The launch of Sovaldi, the $1,000-a-day pill for hepatitis C, is shaping up as the most successful ever.
The Food and Drug Administration approved the pill in December. And then Gilead Sciences was off to the races. The company said it sold $2.27 billion worth of Sovaldi in the quarter that ended March 31. $2.27 billion!
The boffo number beat Wall Street's estimate for the quarter by more than $1 billion.
Sovaldi is the first hepatitis C pill that doesn't have to be accompanied by interferon for some types of hepatitis. Sovaldi has been found to be remarkably effective, essentially curing 90 percent or more patients with a common form of hepatitis C in 12 weeks.
"Sovaldi's profile has the potential to transform the treatment of hepatitis C, and the rapid uptake speaks to a significant unmet medical need," Gilead CEO John Martin told analysts and investors during a Tuesday conference call.
But the price of the drug has drawn fire. "The predicted costs of the new oral antiviral agents are as breathtaking as their effectiveness," said an editorial in a recent issue of the New England Journal of Medicine. "Costs alone cast a pall over the stunning success in achieving the long-hoped-for goal of a safe and effective therapy for hepatitis C."
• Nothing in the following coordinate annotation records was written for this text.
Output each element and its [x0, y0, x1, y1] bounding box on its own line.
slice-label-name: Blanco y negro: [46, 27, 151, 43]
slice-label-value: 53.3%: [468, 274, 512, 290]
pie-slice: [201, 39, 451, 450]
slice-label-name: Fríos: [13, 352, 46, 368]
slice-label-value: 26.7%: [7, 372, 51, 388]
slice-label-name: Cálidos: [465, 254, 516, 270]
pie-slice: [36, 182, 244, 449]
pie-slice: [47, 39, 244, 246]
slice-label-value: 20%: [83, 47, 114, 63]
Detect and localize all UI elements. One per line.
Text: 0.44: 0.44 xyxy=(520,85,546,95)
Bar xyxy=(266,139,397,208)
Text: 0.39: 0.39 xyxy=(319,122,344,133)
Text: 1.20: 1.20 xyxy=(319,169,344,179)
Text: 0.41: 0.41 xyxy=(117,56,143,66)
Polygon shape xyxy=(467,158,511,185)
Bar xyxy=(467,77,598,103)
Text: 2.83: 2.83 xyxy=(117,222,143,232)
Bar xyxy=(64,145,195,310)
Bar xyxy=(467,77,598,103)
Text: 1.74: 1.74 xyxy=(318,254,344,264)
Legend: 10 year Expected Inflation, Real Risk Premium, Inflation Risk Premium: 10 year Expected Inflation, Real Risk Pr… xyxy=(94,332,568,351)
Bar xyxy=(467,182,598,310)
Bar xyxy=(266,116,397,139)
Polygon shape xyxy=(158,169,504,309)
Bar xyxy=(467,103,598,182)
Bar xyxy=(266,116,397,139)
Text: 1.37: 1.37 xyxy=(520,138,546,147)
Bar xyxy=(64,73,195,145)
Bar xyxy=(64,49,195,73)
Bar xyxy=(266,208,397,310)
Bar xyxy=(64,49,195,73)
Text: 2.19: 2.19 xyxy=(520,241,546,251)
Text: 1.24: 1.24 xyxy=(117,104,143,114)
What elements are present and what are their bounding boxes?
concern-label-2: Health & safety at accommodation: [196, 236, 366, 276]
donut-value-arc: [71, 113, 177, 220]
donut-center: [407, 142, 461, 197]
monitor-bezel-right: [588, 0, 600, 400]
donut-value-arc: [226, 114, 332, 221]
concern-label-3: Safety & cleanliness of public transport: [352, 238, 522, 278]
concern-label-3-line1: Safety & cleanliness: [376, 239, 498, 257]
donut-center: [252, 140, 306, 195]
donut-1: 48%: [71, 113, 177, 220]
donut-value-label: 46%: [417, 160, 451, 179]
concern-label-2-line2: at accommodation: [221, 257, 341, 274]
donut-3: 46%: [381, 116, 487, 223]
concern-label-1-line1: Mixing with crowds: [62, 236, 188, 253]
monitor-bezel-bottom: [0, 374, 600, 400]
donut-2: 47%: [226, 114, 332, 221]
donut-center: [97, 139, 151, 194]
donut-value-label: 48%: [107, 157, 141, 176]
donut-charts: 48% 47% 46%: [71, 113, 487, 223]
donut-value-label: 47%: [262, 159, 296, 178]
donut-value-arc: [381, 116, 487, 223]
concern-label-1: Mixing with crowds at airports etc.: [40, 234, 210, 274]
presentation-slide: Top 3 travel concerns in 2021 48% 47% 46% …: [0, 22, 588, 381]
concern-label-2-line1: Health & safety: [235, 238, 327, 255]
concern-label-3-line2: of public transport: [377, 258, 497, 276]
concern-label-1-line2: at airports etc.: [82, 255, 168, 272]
In December, Gregg Alton, a vice president at Gilead, said the high price is fully justified. "We didn't really say, 'We want to charge $1,000 a pill,' " Alton said. "We're just looking at what we think was a fair price for the value that we're bringing into the health care system and to the patients."
In Tuesday's conference call, analysts peppered Gilead management with questions about the company's talks with insurers about covering the treatment. One approach to contain costs would limit the use of Sovaldi to patients with more advanced hepatitis C, marked by significant scarring of the liver.
"I do not believe it's justified medically to prioritize and restrict the cure of hepatitis C. It may be necessary economically," said Norbert W. Bischofberger, Gilead's head of research, during the call.
The Centers for Disease Control and Prevention estimates that 3.2 million people in the U.S. have chronic hepatitis C infections. Most of them haven't been diagnosed.
To make the case for Sovaldi's price, Gilead put together a chart of hepatitis C treatment costs for a variety of medicines. A combination of Sovaldi, a common form of interferon and the antiviral ribavirin, would cost $94,078 for treatment that would last 12 weeks. Other drug combinations that would take longer for treatment ranged from $64,825 to $106,673.
One of the alternatives to Sovaldi is , made by Vertex Pharmaceuticals. And it was Incivek, approved by the FDA in 2011, that held the record for the fastest launch — $1.56 billion in the first year — until Sovaldi smashed it last month, according to figures from the industry watchers at EP Vantage.